Most gamers don’t agree with the idea, particularly since many believe that these energy-related tokens are a wasteful use of resources. This is due to the fact that a considerable amount of processing power is required to be able to carry out the functions needed for the blockchain algorithms. There is no doubt that this convergence of gaming and non-forming telecoms will be possible in the future, as publisher after publisher has stated they see this as a bright future and are willing to spend money in order to make it happen.
The explosion of “play to earn” games, which reward gamers with cryptocurrency when they play every day, is another trend that can be seen growing steadily. It has more than a million daily active users, many of whom earn upwards of $250 a day check this page, according to Axie Infinity.

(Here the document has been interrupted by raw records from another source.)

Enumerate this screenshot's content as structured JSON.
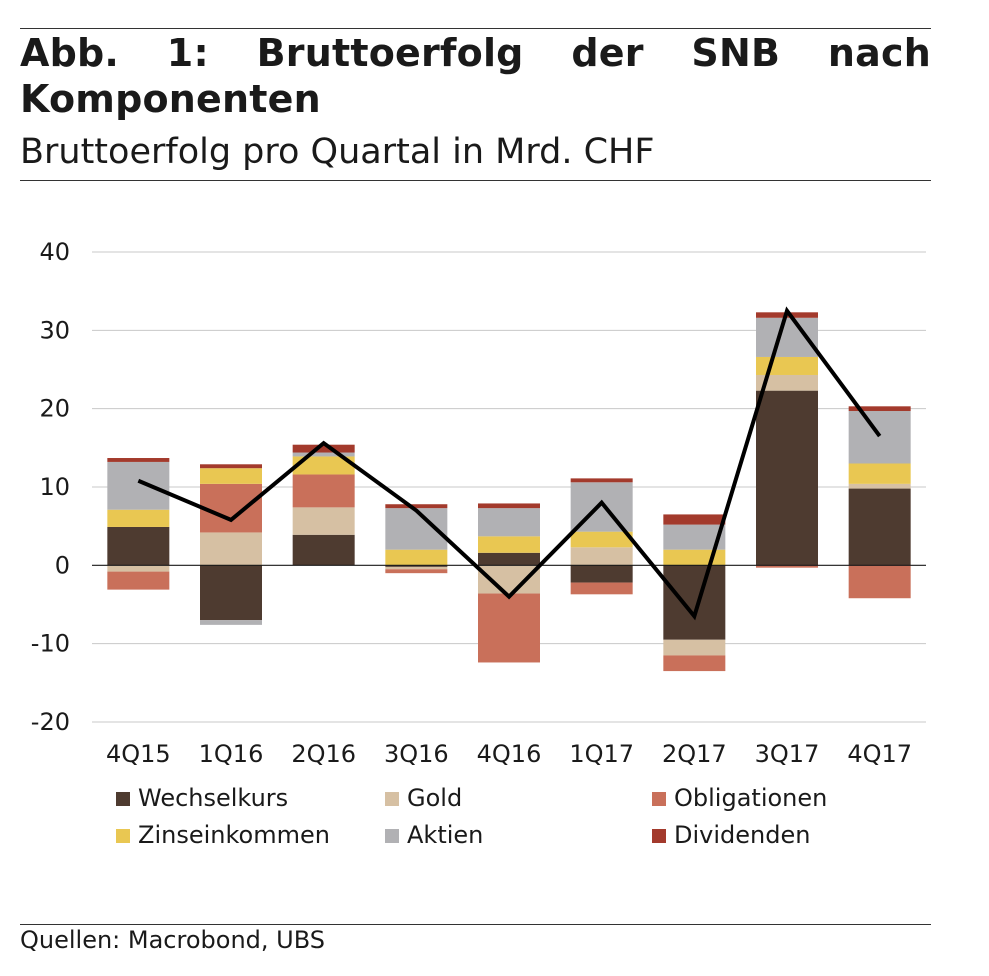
{
  "header": {
    "title": "Abb. 1: Bruttoerfolg der SNB nach Komponenten",
    "subtitle": "Bruttoerfolg pro Quartal in Mrd. CHF"
  },
  "footer": {
    "source": "Quellen: Macrobond, UBS"
  },
  "colors": {
    "Wechselkurs": "#4e3b30",
    "Gold": "#d6c0a3",
    "Obligationen": "#c9705a",
    "Zinseinkommen": "#e9c752",
    "Aktien": "#b1b1b4",
    "Dividenden": "#a33a2c",
    "total_line": "#000000",
    "gridline": "#c8c8c8"
  },
  "chart_data": {
    "type": "bar",
    "stacked": true,
    "categories": [
      "4Q15",
      "1Q16",
      "2Q16",
      "3Q16",
      "4Q16",
      "1Q17",
      "2Q17",
      "3Q17",
      "4Q17"
    ],
    "ylim": [
      -20,
      40
    ],
    "yticks": [
      -20,
      -10,
      0,
      10,
      20,
      30,
      40
    ],
    "grid": true,
    "legend_position": "bottom",
    "series": [
      {
        "name": "Wechselkurs",
        "values": [
          4.9,
          -7.0,
          3.9,
          -0.2,
          1.6,
          -2.2,
          -9.5,
          22.3,
          9.8
        ]
      },
      {
        "name": "Gold",
        "values": [
          -0.8,
          4.2,
          3.5,
          -0.3,
          -3.6,
          2.3,
          -2.0,
          2.0,
          0.6
        ]
      },
      {
        "name": "Obligationen",
        "values": [
          -2.3,
          6.2,
          4.2,
          -0.5,
          -8.8,
          -1.5,
          -2.0,
          -0.3,
          -4.2
        ]
      },
      {
        "name": "Zinseinkommen",
        "values": [
          2.2,
          2.0,
          2.3,
          2.0,
          2.1,
          2.0,
          2.0,
          2.3,
          2.6
        ]
      },
      {
        "name": "Aktien",
        "values": [
          6.1,
          -0.6,
          0.5,
          5.3,
          3.6,
          6.3,
          3.2,
          5.0,
          6.7
        ]
      },
      {
        "name": "Dividenden",
        "values": [
          0.5,
          0.5,
          1.0,
          0.5,
          0.6,
          0.5,
          1.3,
          0.7,
          0.6
        ]
      }
    ],
    "total": {
      "values": [
        10.8,
        5.8,
        15.6,
        7.0,
        -4.0,
        8.0,
        -6.5,
        32.5,
        16.5
      ]
    }
  }
}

Despite the game being widely played in developing nations, such as India, where the income gained from the game is pretty decent!
Generally speaking, esports refers to the evolution of video games into a fully professional structure, including a range of elements characteristic of professional sports, such as teams, leagues, tournaments, sponsors, and salaried players. The 2022 Asian Games will be the first time that esports will be included in an international multi-sport event, which will mark Esports’ debut as an official event. A number of forms of digital entertainment, including Esports have experienced growth during the Covid-19 pandemic, and are forecast to generate over $1 billion in revenue for the first time during 2022, primarily through media rights and sponsorship. In 2022, Esports are expected to grow to nearly $2 billion, exceeding the current $1 billion mark in 2021. 73 million viewer are expected during the final of the League of Legends World Championship in 2021 – a 60% increase over 2020, and this record is expected to be smashed once again in 2022 as 73 million viewers watch those events. The results of this study clearly illustrate that gaming has evolved into a spectator sport, and we expect to continue seeing both a rise in both the number of professional gamers and the size of prize pools over the coming year.